Example: For nitrate, “nitrate as NO3” is the molecular form (counts nitrogen and oxygen atoms) and “nitrate as N” is the elemental form (counts only nitrogen atoms) (Figure 2). The nitrogen atom makes up 22.5% of a nitrate molecule. 45 milligrams per liter (mg/L) of “nitrate as NO3” equals 45 mg/L × 0.225, or 10 mg/L, of “nitrate as N.” This is why the U.S. Environmental Protection Agency (USEPA) maximum contaminant level (MCL) for “nitrate as NO3” is 45 mg/L and “nitrate as N” is 10 mg/L (Figure 3).
Lab-reported speciation is independent of the analytical method. Some methods specify what form to report in, but labs don’t always follow that.
Labs often report the molecular form without any qualification (that is, nitrate missing “as NO3”). They usually indicate the elemental form (that is, “as N”). However, a secondary data user can’t assume this.
Incorrect speciation assumptions can dramatically skew data analyses because conversion factors are significant. USGS found that over 4 million records were missing or had ambiguous speciation.
3.4 Data Qualifiers
Data qualifiers (qualifier codes; remark codes; detection condition) explain censored data (that is, values less than reporting or detection limits). One of the most common data qualifiers is “non-detect,” a value below the detection limit. The code is usually “U.”
USGS found almost 600 unique data qualifiers or data quality remarks in the data they surveyed. Many of these were in comment fields and not a dedicated field. This makes them difficult to find. Others were ambiguous. Censored data was completely missing from the data sets of 53 organizations. All of these situations create potential bias in data analyses.
USGS found missing or ambiguous data qualifiers for 124,523 records.
3.5 Missing or Zero Values
USGS found over 600,000 records with values of zero, negative values, or censored data with no values. Because nutrient data can’t have negative values, they were assumed to be errors. Zero values aren’t possible either; these may have been non-detects. Some censored data had no values and/or detection limits or reporting limits. USGS found other combinations of ambiguous reporting as well. There was no way to confidently use this data.
4 USGS CONCLUSIONS
USGS concluded that the adoption of standardized metadata practices across organizations would dramatically increase the ability to reuse and share data. They cited these points:
- Consistently use parameter naming conventions (or create ability to accommodate synonyms).
- Limit use of “total” to parameters that contain multiple species (for example, total nitrogen, mixed forms).
- Create dedicated field for sample fraction, using valid values “filtered,” “unfiltered,” and “particulate.”
- Consistently report speciation, and units.
- Create a dedicated field for data qualifiers and adopt consistent valid values.
- Discontinue improper use of zero, negative, and missing values.

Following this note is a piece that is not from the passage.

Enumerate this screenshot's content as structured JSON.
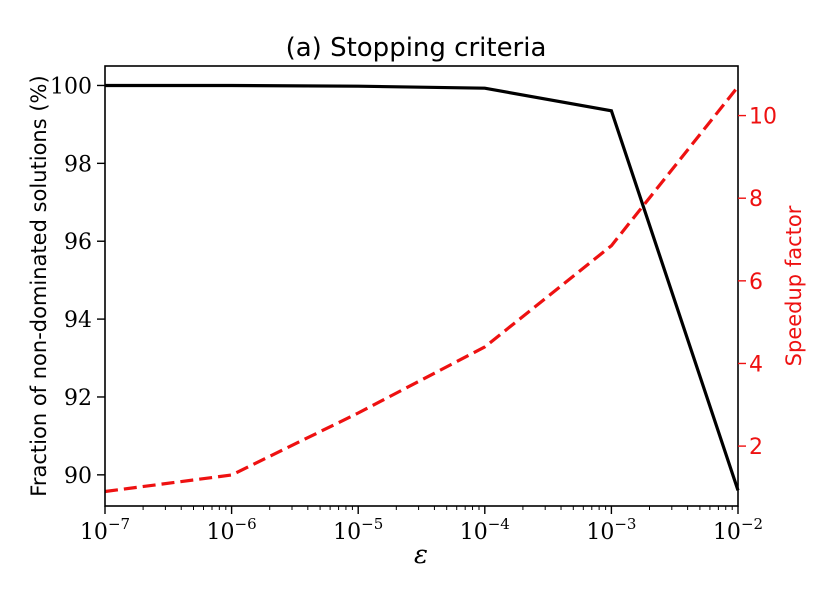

Although they didn’t evaluate it for this report, USGS mentioned the importance of documenting other information, such as geographic, sample, and laboratory methods in the metadata.
5 FURTHER ACTION
USGS’s findings lead to a year-long work group on nutrient data management. It included USGS and EPA Water Quality eXchange (WQX) staff and representatives of several state EDMSs. Their effort resulted in a document, Best Practices for Submitting Nutrient Data to the Water Quality eXchange (WQX) (USEPA 2017), which is published on the EPA WQX website.
6 REFERENCES AND ACRONYMS
The references cited in this fact sheet, and the other ITRC EDM Best Practices fact sheets, are included in one combined list that is available on the ITRC web site. The combined acronyms list is also available on the ITRC web site.